Asian stocks were discouraged in weak holiday trading on Monday, as higher oil prices and Treasury yields stoked inflation concerns and investors awaited the release of China’s GDP data. , as well as the monthly activity figures for March.

The Japanese yen reversed losses against the dollar and gold hovered near a five-week high, while oil prices rose on tighter supply concerns after the Libyan National Oil Corporation announced on Sunday the shutdown of production at a major oil field in the south of the country.

Ahead of the Easter weekend break, Brent and WTI contracts gained more than 2.5 percent on Thursday on news that the European Union may gradually ban imports of Russian oil.

US natural gas prices hit a more than 13-year high amid the likelihood of a de facto European Union embargo on Russian gas and the threat of some crude restrictions in Europe’s next sanctions package. .

Japan’s Nikkei fell as much as 1.8 percent on concerns about the Fed’s aggressive tightening in coming months.
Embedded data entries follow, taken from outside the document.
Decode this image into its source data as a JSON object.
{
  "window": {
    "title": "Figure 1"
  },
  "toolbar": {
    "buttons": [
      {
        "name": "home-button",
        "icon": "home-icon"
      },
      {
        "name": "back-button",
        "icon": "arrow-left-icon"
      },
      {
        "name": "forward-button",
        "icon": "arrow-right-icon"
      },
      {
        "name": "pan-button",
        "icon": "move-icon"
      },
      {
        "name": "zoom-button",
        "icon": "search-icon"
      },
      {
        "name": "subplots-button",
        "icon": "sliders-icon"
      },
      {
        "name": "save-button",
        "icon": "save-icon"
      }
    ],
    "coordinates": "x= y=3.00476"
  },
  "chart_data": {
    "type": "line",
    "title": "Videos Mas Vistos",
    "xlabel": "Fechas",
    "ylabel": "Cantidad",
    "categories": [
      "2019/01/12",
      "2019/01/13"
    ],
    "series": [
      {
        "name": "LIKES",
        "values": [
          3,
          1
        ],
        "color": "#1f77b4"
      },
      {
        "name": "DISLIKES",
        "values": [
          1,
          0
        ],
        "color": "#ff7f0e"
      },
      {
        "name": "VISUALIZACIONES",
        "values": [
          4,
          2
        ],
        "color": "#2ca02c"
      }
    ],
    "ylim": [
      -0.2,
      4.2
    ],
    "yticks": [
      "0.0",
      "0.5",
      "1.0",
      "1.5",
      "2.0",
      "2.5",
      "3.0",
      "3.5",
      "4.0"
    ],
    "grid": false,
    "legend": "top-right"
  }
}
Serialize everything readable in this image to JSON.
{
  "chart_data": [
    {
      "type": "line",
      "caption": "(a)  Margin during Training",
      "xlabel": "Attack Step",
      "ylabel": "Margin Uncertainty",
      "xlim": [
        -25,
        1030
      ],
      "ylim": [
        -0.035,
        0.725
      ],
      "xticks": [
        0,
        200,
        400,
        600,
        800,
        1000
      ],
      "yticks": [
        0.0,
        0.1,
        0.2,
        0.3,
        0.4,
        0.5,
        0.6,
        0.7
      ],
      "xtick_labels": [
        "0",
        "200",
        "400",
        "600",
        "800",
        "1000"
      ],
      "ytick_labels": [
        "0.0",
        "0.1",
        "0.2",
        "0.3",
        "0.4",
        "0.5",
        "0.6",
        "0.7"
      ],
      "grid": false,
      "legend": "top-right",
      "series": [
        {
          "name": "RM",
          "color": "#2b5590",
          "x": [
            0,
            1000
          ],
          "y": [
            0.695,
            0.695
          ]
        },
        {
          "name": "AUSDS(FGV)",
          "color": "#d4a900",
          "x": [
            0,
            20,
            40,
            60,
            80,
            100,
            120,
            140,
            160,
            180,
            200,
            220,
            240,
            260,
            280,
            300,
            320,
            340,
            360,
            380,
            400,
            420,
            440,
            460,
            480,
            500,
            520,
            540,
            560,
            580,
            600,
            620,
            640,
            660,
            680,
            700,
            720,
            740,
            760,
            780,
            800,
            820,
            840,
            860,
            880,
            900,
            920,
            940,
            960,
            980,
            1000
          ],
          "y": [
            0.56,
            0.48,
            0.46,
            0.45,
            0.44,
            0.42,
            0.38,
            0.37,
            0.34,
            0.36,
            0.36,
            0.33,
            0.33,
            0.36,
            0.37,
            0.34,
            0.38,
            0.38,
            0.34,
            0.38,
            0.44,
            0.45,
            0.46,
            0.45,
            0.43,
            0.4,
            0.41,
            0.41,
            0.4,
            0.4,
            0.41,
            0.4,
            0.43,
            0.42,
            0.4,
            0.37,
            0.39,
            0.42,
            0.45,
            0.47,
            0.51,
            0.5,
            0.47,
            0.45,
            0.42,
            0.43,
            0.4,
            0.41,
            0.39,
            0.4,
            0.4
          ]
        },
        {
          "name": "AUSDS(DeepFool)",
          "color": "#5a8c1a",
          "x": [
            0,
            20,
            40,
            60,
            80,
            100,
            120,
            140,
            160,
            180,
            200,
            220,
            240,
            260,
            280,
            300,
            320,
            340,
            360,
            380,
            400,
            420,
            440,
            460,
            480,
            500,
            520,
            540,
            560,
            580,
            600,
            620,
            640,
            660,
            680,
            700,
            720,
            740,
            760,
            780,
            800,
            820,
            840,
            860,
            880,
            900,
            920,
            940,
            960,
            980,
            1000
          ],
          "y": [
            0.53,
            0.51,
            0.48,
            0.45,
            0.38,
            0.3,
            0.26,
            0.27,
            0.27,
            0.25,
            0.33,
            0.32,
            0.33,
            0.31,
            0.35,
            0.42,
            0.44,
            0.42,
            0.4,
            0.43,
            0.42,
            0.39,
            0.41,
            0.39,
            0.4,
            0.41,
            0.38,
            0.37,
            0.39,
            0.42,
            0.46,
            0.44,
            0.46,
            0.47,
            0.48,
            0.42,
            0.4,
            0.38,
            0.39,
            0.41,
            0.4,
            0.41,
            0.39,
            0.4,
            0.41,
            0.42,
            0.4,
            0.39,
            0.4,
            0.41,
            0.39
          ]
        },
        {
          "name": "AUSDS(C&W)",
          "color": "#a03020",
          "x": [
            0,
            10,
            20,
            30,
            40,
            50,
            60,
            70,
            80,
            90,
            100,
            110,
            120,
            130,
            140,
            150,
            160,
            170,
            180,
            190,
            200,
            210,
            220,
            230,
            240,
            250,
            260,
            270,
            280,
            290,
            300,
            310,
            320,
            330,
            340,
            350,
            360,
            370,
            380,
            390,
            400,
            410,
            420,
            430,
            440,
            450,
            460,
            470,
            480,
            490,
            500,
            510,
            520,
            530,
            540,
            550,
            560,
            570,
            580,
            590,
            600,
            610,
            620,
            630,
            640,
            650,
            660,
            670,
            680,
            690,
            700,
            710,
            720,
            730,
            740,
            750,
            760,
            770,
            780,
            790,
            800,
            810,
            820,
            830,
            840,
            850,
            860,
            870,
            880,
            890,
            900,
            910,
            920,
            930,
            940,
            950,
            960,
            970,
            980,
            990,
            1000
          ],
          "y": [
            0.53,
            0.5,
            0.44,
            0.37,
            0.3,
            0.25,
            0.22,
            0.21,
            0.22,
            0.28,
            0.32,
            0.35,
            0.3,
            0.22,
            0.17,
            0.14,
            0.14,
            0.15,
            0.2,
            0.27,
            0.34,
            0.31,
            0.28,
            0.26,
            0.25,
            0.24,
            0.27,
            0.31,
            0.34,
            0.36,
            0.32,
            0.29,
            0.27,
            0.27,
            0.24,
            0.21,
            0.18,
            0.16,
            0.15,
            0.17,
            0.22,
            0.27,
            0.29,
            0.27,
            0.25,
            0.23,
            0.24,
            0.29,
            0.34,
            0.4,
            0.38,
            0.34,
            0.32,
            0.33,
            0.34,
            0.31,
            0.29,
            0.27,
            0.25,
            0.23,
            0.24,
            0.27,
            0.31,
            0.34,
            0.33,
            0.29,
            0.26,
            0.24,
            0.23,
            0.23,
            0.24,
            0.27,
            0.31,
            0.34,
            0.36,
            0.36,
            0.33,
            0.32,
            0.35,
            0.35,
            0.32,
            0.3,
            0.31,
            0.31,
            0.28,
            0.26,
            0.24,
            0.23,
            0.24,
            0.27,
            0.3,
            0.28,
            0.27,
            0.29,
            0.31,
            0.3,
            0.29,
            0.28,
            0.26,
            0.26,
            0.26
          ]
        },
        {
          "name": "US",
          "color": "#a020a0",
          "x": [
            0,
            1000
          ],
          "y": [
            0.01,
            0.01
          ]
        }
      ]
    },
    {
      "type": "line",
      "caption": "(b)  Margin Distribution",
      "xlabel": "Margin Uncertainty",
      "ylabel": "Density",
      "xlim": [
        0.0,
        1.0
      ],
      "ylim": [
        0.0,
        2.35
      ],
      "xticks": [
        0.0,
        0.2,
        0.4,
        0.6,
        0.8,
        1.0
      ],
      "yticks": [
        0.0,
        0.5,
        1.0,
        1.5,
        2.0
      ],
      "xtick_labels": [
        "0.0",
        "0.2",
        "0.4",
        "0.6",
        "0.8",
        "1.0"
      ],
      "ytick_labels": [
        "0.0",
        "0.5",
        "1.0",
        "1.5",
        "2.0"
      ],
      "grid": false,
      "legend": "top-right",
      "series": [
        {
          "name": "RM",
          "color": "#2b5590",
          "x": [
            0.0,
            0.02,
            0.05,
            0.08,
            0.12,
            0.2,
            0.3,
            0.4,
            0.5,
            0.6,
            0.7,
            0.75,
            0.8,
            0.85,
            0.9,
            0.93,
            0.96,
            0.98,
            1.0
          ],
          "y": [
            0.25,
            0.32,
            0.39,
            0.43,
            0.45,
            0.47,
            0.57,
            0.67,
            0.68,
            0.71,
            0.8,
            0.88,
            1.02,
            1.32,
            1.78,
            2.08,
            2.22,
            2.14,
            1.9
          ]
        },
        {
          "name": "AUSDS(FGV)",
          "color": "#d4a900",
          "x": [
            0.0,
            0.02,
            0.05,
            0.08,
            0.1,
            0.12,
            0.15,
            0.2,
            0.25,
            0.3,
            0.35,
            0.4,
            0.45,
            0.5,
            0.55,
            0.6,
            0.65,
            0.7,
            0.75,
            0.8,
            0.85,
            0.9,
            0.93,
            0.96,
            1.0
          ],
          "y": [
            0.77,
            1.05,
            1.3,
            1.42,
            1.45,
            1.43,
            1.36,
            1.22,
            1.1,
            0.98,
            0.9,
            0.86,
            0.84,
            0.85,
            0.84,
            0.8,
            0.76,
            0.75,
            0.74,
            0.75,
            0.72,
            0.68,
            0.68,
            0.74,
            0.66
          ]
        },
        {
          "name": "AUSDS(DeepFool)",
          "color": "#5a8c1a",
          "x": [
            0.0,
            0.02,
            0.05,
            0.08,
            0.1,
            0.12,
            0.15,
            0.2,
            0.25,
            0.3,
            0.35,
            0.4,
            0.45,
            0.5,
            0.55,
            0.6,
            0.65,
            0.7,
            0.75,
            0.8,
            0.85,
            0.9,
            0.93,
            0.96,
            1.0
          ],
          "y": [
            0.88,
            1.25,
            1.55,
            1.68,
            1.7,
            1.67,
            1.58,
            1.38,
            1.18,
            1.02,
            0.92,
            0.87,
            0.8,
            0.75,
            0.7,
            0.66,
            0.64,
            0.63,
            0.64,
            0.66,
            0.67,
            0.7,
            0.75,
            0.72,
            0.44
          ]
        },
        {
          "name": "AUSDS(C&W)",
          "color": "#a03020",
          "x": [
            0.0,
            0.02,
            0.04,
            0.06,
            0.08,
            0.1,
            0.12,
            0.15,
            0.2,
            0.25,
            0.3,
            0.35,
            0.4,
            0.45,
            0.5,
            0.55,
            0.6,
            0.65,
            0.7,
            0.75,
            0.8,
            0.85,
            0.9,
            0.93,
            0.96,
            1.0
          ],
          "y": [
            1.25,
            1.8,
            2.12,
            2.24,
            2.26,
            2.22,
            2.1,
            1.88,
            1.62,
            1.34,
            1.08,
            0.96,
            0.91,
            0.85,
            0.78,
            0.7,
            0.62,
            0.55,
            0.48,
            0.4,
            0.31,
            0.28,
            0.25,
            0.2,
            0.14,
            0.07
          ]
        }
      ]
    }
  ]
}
Seoul shares rose slightly, reversing earlier losses.

China’s Shanghai Composite Index fell 0.8 percent as investors await first-quarter GDP data for clues about the economic damage from Covid lockdowns.

The People’s Bank of China lowered the reserve requirement ratio for most banks by 25 basis points on Friday, lower than economists had expected.

Meanwhile, Shanghai has reported its first death due to COVID-19 since a lockdown was re-imposed to contain the outbreak of the deadly virus in the city.

The markets of Australia, New Zealand and Hong Kong remained closed for Easter.